T&M double take!
2 mins read
Agilent has simplified its signal analysis proposition, with a message to customers to ‘pay for what you use’.
There’s a number of characteristics that make Agilent’s release of its EXA signal analyser stand out. Firstly, those familiar with Agilent’s signal analysis offering would be forgiven for doing a double take as, in its look, feel and key areas of performance, the EXA (pictured above) is exactly the same as the high speed MXA, launched nine months earlier.

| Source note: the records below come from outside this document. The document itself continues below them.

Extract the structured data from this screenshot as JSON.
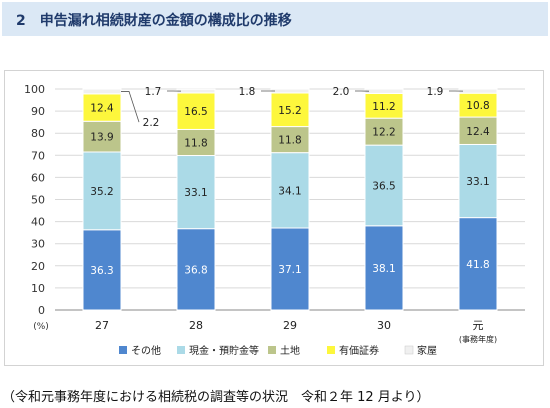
{
  "header": {
    "title": "2　申告漏れ相続財産の金額の構成比の推移"
  },
  "footer": {
    "source": "（令和元事務年度における相続税の調査等の状況　令和２年 12 月より）"
  },
  "colors": {
    "header_bg": "#dbe8f5",
    "sonota": "#4f87cf",
    "genkin": "#abdae7",
    "tochi": "#bcc58b",
    "yuka": "#fdf73c",
    "kaoku": "#f0f0f0"
  },
  "chart_data": {
    "type": "bar",
    "stacked": true,
    "percent": true,
    "categories": [
      "27",
      "28",
      "29",
      "30",
      "元"
    ],
    "category_sublabels": [
      "",
      "",
      "",
      "",
      "(事務年度)"
    ],
    "y_unit": "(%)",
    "ylim": [
      0,
      100
    ],
    "yticks": [
      0,
      10,
      20,
      30,
      40,
      50,
      60,
      70,
      80,
      90,
      100
    ],
    "grid": true,
    "legend_position": "bottom",
    "series": [
      {
        "name": "その他",
        "values": [
          36.3,
          36.8,
          37.1,
          38.1,
          41.8
        ],
        "color": "#4f87cf"
      },
      {
        "name": "現金・預貯金等",
        "values": [
          35.2,
          33.1,
          34.1,
          36.5,
          33.1
        ],
        "color": "#abdae7"
      },
      {
        "name": "土地",
        "values": [
          13.9,
          11.8,
          11.8,
          12.2,
          12.4
        ],
        "color": "#bcc58b"
      },
      {
        "name": "有価証券",
        "values": [
          12.4,
          16.5,
          15.2,
          11.2,
          10.8
        ],
        "color": "#fdf73c"
      },
      {
        "name": "家屋",
        "values": [
          2.2,
          1.7,
          1.8,
          2.0,
          1.9
        ],
        "color": "#f0f0f0"
      }
    ]
  }
}
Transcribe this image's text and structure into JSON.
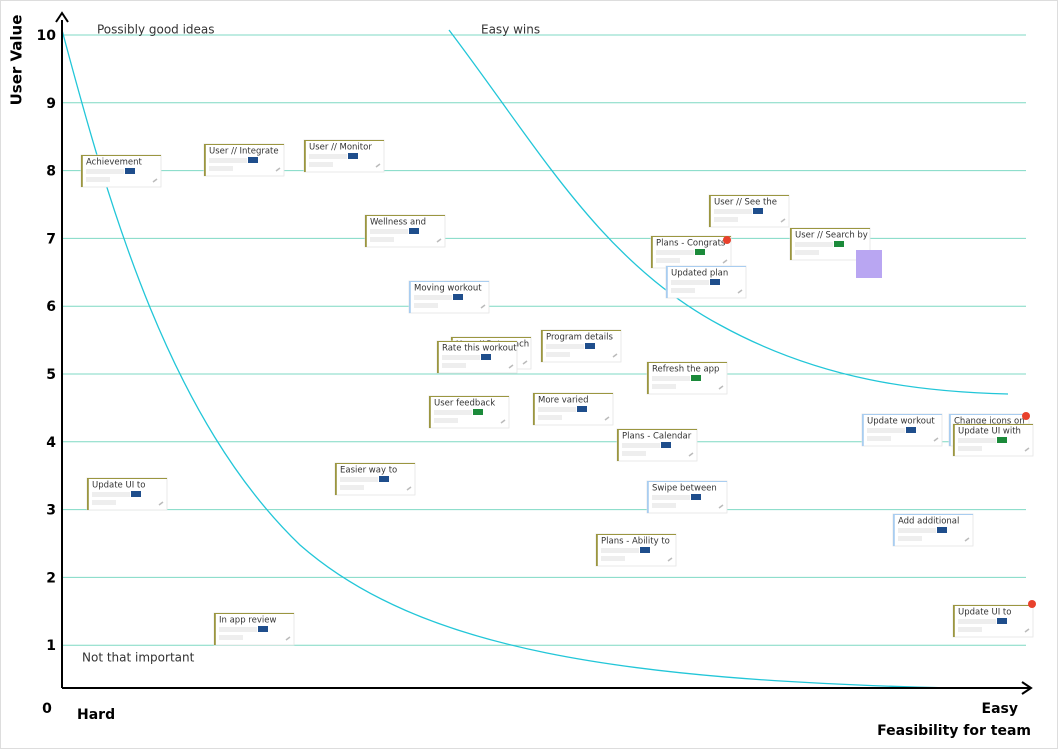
{
  "regions": {
    "top_left": "Possibly good ideas",
    "top_right": "Easy wins",
    "bottom_left": "Not that important"
  },
  "axes": {
    "y": {
      "title": "User Value",
      "ticks": [
        0,
        1,
        2,
        3,
        4,
        5,
        6,
        7,
        8,
        9,
        10
      ]
    },
    "x": {
      "title": "Feasibility for team",
      "start": "Hard",
      "end": "Easy"
    }
  },
  "cards": [
    {
      "title": "Achievement"
    },
    {
      "title": "User // Integrate"
    },
    {
      "title": "User // Monitor"
    },
    {
      "title": "Wellness and"
    },
    {
      "title": "Moving workout"
    },
    {
      "title": "User // See the"
    },
    {
      "title": "Plans - Congrats"
    },
    {
      "title": "Updated plan"
    },
    {
      "title": "User // Search by"
    },
    {
      "title": "User // Rate each"
    },
    {
      "title": "Rate this workout"
    },
    {
      "title": "Program details"
    },
    {
      "title": "Refresh the app"
    },
    {
      "title": "User feedback"
    },
    {
      "title": "More varied"
    },
    {
      "title": "Update workout"
    },
    {
      "title": "Change icons on"
    },
    {
      "title": "Update UI with"
    },
    {
      "title": "Plans - Calendar"
    },
    {
      "title": "Easier way to"
    },
    {
      "title": "Update UI to"
    },
    {
      "title": "Swipe between"
    },
    {
      "title": "Add additional"
    },
    {
      "title": "Plans - Ability to"
    },
    {
      "title": "Update UI to"
    },
    {
      "title": "In app review"
    }
  ]
}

Echoing the strategy of some of Agilent’s best customers in the mobile phone market, Phil Lorch, marketing manager for emerging communications and cellular applications within Agilent’s signal analysis division, says that the ‘X’ family is an example of the platform based approach. With Agilent currently investing heavily in signal analysis, he says this approach is resulting in an unprecedented number of new products in a timeframe that, again, mirrors those of its customers.
The EXA is an economy class instrument with a ticket price 30% less than that of its older sibling. But it has exactly the same measurement speed, application coverage and user interface as the MXA. Says Lorch: “The backend processing, operating software and cpu are identical. It is in the rf area that the difference lies.” The EXA supports frequency ranges from 9kHz to 3.6, 7.0, 13.6 and 26.5GHz, with an internal preamplifier option up to 3.6GHz, and standard analysis bandwidths of 10MHz. The MXA, meanwhile, supports 20Hz to 3.6, 8.4, 13.6 and 26.5GHz and has internal preamplifiers up to 26.5GHz and analysis bandwidths of 10MHz or 25MHz.

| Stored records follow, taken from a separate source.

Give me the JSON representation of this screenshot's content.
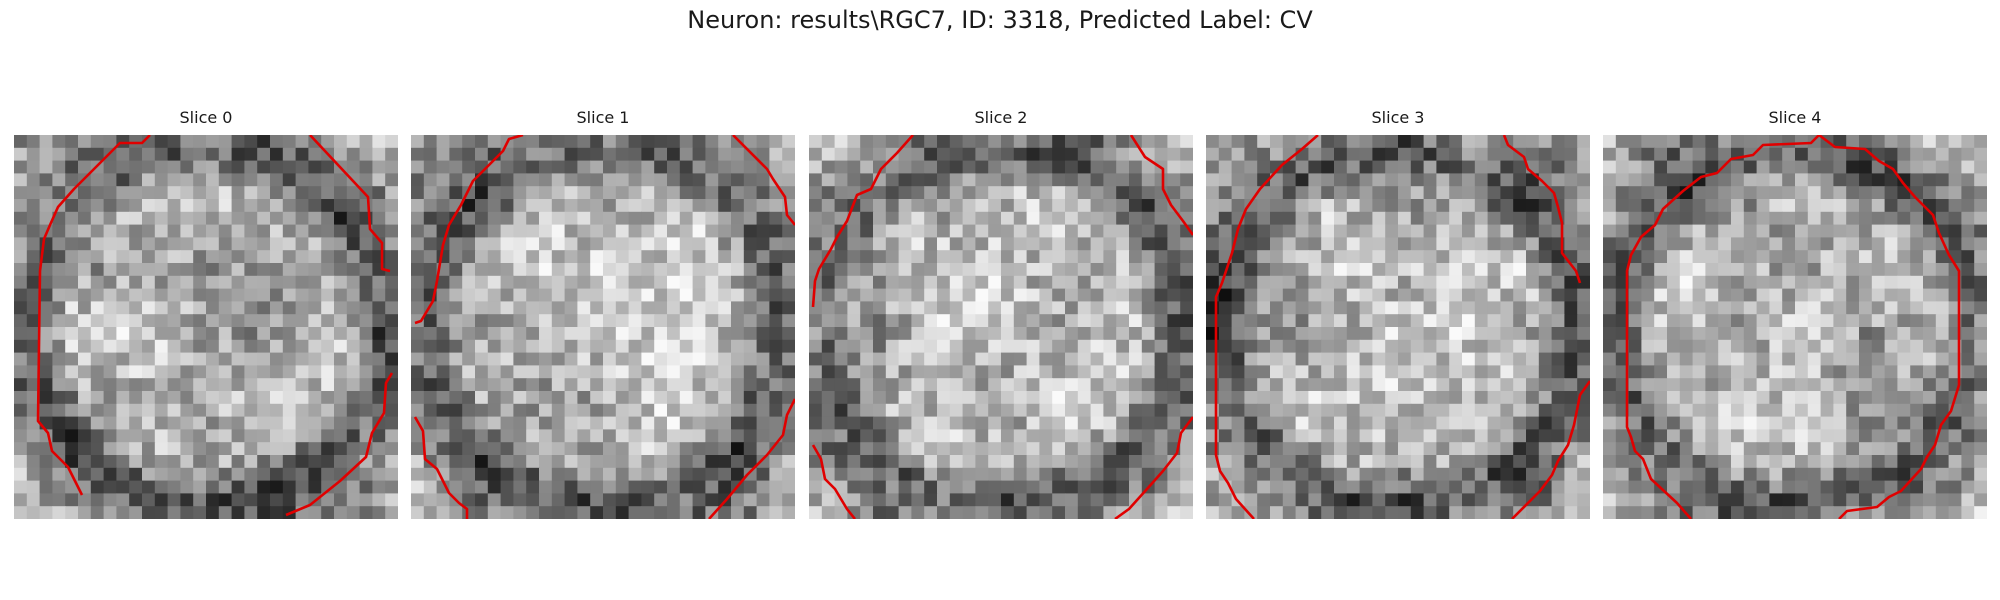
{
  "figure": {
    "suptitle": "Neuron: results\\RGC7, ID: 3318, Predicted Label: CV"
  },
  "panels": [
    {
      "title": "Slice 0"
    },
    {
      "title": "Slice 1"
    },
    {
      "title": "Slice 2"
    },
    {
      "title": "Slice 3"
    },
    {
      "title": "Slice 4"
    }
  ],
  "colors": {
    "contour": "#e00000",
    "background": "#ffffff"
  }
}
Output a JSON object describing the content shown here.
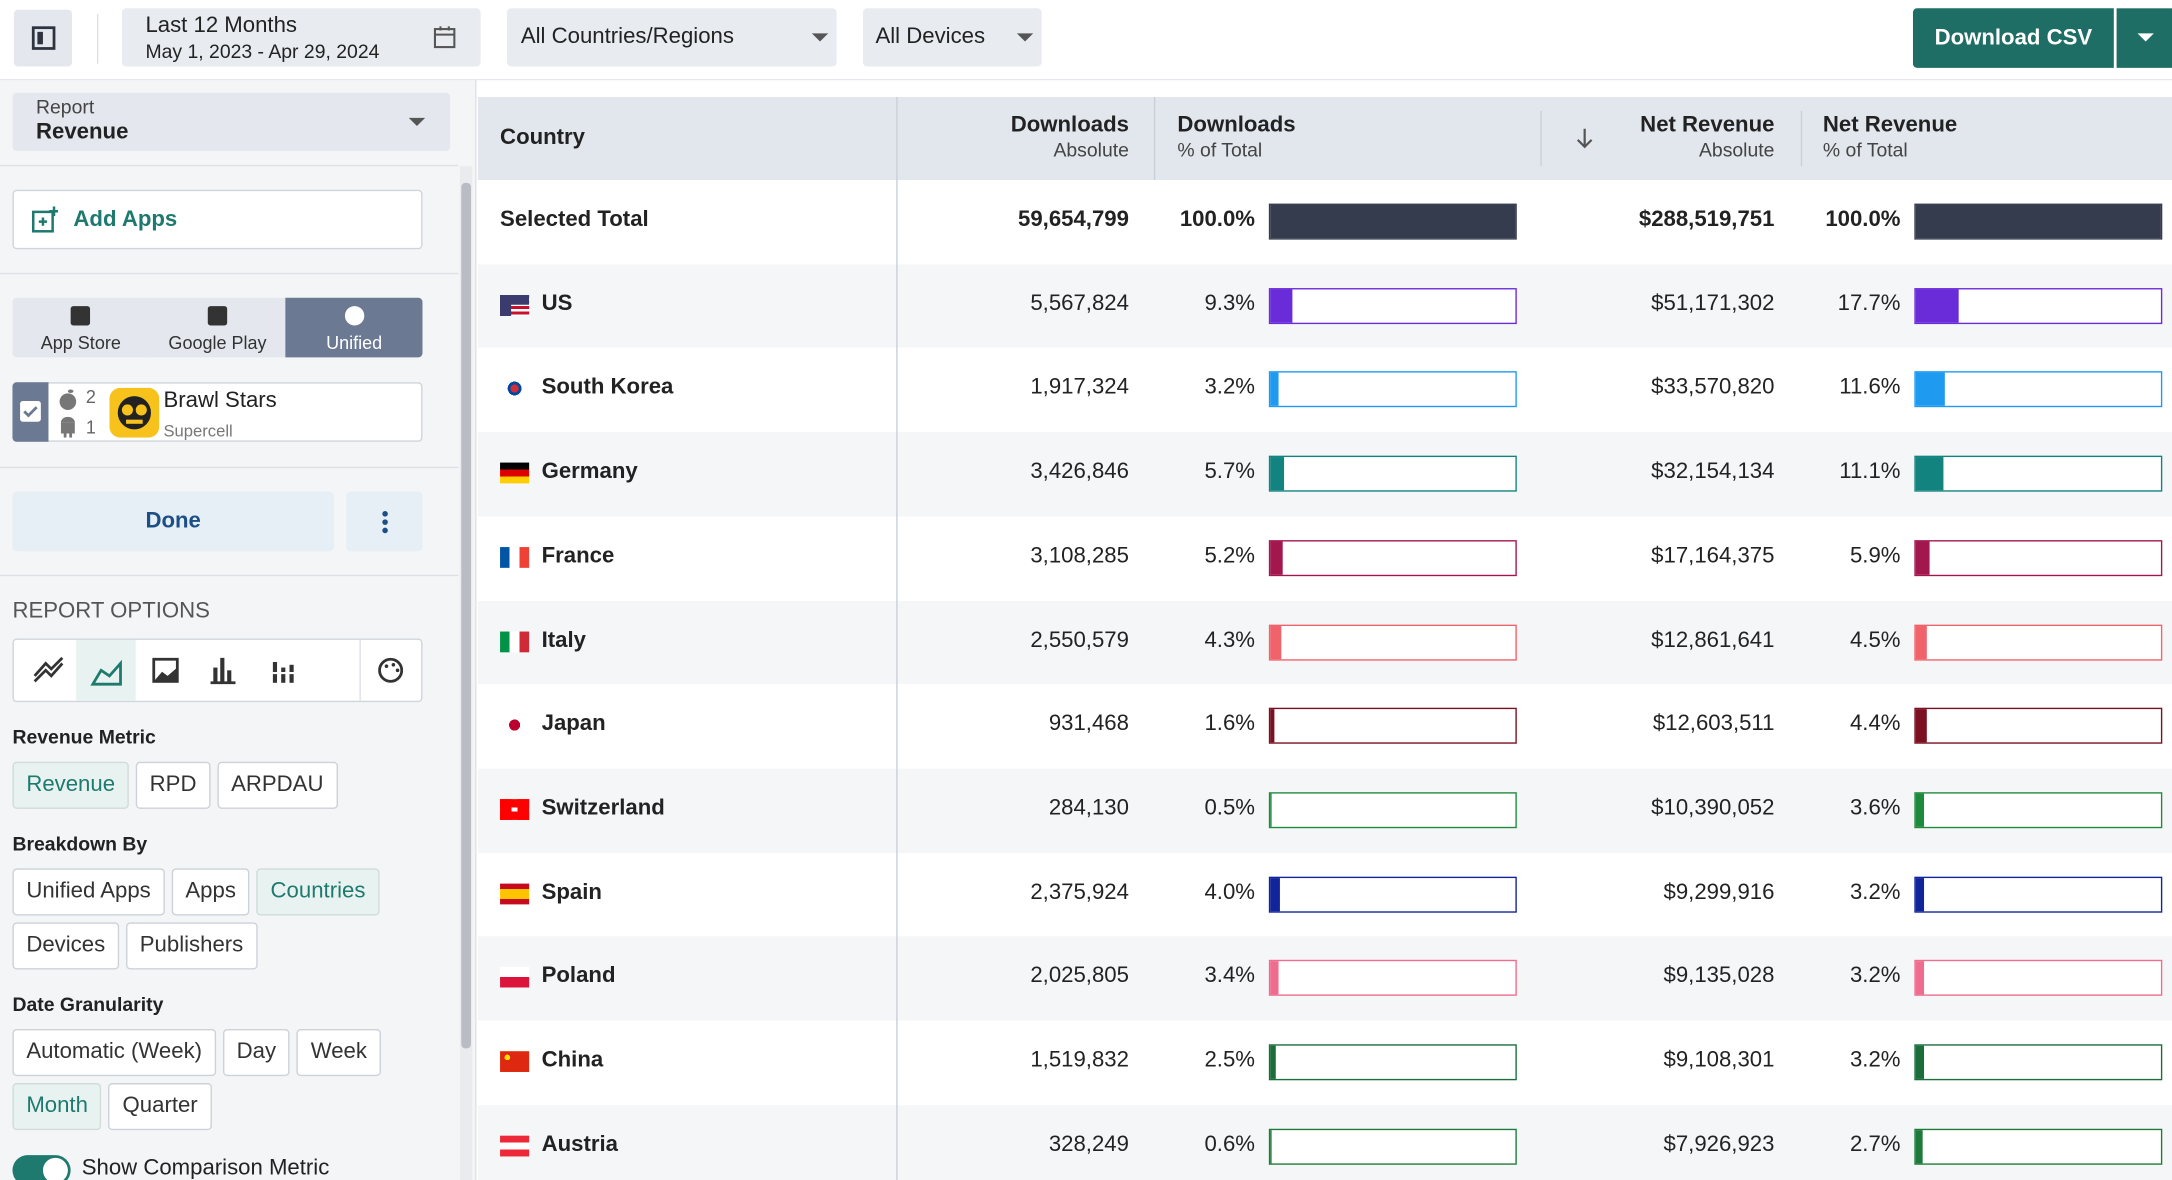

Adds Guy Sene, general manager of Agilent’s signal sources division: “Among our design goals for the ‘X’ family are to provide scaleability in performance and price. It’s about meeting the needs of customers that just want to pay for what they use today but are able to quickly expand for new technologies tomorrow.”
A key driver for such scaleability is the trend for design engineer’s and manufacturing test engineer’s needs to merge. With the EXA, Agilent is responding to a demand it sees for correlation of measurement between instruments used for R&D and those used in manufacture. Sene forsees customers of the EXA being ‘medium sized companies that are using it across R&D and manufacture, leveraging code compatibility from one environment to the other’. For more cutting edge applications, he envisages a design team would use the MXA and the manufacturing team, the EXA.
The good news is that some very sophisticated measurement capability is swiftly being transposed to the lower end of the budget scale. EXA customers will, for example, be able to use of Agilent’s 89600 vector signal analysis software, creating a software defined receiver that allows customers to take some 50 demodulation measurements and which provides a troubleshooting resource for the key rf transmission technologies.